The avatars will then be exposed to over 2,000 drugs and treatments, some of which have never been previously tested.
Using genomic sequencing, scientists will also test the avatars to establish whether certain genes can make individuals predisposed to bowel cancer and whether these genes can be modified to reduce a person’s risk to the disease.
Dr Andrew Beggs , of the Institute of Cancer and Genomic Sciences at the University of Birmingham, said: “This is exciting and pioneering research, made possible thanks to this generous award from Cancer Research UK.
Bowel cancer is the fourth most common cancer in the UK and effects around 30,000 people a year, however only 60 to 70 per cent of people survive so therefore there is a desperate need to develop new treatments and improve existing ones.
By growing mini tumour models or avatars of bowel cancer, we can use them to test whether specific treatments work on bowel cancer with the hope that we can identify new treatments and ultimately save more lives.
We also hope to gain a better understanding as to why some patient’s cancers are sensitive to radiotherapy and chemotherapy and, importantly, why others are not. This will help us better select patients who are likely to benefit from chemotherapy and radiotherapy.

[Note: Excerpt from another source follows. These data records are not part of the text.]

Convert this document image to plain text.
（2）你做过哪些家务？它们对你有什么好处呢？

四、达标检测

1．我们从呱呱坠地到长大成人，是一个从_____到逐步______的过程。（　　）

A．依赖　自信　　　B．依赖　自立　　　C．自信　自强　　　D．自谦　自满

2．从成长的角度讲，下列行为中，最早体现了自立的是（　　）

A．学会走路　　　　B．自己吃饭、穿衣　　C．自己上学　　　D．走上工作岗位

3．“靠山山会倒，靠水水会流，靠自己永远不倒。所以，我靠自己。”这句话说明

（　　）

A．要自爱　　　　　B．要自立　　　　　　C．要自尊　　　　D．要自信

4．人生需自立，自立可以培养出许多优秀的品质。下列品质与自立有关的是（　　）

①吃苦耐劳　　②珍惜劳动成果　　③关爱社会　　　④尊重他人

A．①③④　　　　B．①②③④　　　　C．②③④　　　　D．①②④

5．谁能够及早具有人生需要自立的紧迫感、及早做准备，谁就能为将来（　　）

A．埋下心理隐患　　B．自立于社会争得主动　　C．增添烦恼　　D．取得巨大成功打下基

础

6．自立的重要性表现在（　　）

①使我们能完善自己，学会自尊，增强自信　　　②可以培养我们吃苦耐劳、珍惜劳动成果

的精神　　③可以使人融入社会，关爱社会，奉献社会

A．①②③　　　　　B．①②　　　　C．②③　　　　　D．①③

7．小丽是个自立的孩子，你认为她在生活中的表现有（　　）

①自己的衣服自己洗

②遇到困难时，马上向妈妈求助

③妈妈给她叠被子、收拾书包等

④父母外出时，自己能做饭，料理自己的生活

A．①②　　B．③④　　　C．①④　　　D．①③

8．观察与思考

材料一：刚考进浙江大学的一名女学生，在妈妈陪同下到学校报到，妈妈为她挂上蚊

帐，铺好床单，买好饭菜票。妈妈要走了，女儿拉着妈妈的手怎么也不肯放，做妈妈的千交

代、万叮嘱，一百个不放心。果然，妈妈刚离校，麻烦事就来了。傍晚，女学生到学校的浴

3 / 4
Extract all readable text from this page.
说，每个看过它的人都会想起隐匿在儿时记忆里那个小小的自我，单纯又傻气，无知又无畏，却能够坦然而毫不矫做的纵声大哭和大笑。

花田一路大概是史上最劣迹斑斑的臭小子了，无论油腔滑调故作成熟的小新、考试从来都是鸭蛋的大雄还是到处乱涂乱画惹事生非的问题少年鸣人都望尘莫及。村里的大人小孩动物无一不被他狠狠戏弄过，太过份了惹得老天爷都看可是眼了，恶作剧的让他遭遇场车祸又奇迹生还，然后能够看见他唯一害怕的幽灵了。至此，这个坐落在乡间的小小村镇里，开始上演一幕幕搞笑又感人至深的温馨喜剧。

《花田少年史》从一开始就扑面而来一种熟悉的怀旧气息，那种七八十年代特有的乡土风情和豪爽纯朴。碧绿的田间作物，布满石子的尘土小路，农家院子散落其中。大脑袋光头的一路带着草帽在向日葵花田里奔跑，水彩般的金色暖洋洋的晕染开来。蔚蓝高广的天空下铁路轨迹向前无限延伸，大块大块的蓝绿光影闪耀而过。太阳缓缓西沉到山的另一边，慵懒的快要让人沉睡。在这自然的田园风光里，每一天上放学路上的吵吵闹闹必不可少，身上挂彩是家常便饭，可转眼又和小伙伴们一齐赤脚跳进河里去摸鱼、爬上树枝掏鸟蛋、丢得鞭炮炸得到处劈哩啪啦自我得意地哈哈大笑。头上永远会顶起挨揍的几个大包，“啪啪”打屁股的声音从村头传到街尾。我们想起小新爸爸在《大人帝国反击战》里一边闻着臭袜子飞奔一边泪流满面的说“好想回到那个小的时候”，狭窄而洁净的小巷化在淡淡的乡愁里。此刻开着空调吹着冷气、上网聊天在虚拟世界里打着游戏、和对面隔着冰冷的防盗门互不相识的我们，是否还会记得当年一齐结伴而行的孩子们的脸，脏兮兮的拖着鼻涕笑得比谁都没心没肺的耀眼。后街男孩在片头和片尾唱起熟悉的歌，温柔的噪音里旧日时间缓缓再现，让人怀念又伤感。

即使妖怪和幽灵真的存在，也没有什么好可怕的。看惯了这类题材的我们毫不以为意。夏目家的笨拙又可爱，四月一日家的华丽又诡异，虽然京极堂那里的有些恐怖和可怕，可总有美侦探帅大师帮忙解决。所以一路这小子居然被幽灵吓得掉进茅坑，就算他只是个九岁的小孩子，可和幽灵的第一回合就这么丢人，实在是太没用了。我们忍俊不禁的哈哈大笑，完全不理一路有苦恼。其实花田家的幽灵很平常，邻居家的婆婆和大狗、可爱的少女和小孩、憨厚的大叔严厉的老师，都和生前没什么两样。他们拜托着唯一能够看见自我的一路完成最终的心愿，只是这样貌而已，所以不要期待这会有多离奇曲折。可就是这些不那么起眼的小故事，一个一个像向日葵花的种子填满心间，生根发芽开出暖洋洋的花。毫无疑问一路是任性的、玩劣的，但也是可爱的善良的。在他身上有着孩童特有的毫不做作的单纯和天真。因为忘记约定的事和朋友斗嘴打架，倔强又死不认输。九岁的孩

The award has enabled the University to recruit six scientists dedicated to this research in a new laboratory at the University’s Institute for Biomedical Research.
Dr Karen Noble, head of research careers at Cancer Research UK , said: “We’re pleased to support the exciting work being done by Dr Beggs and his team, in particular their innovative approach to finding new treatments for bowel cancer.
“Clinical research is essential to find new and more effective ways to tackle cancer. Our Advanced Clinician Scientist Fellowship Award allows us to harness talented clinical minds to turn the most promising scientific discoveries into new treatments for patients.”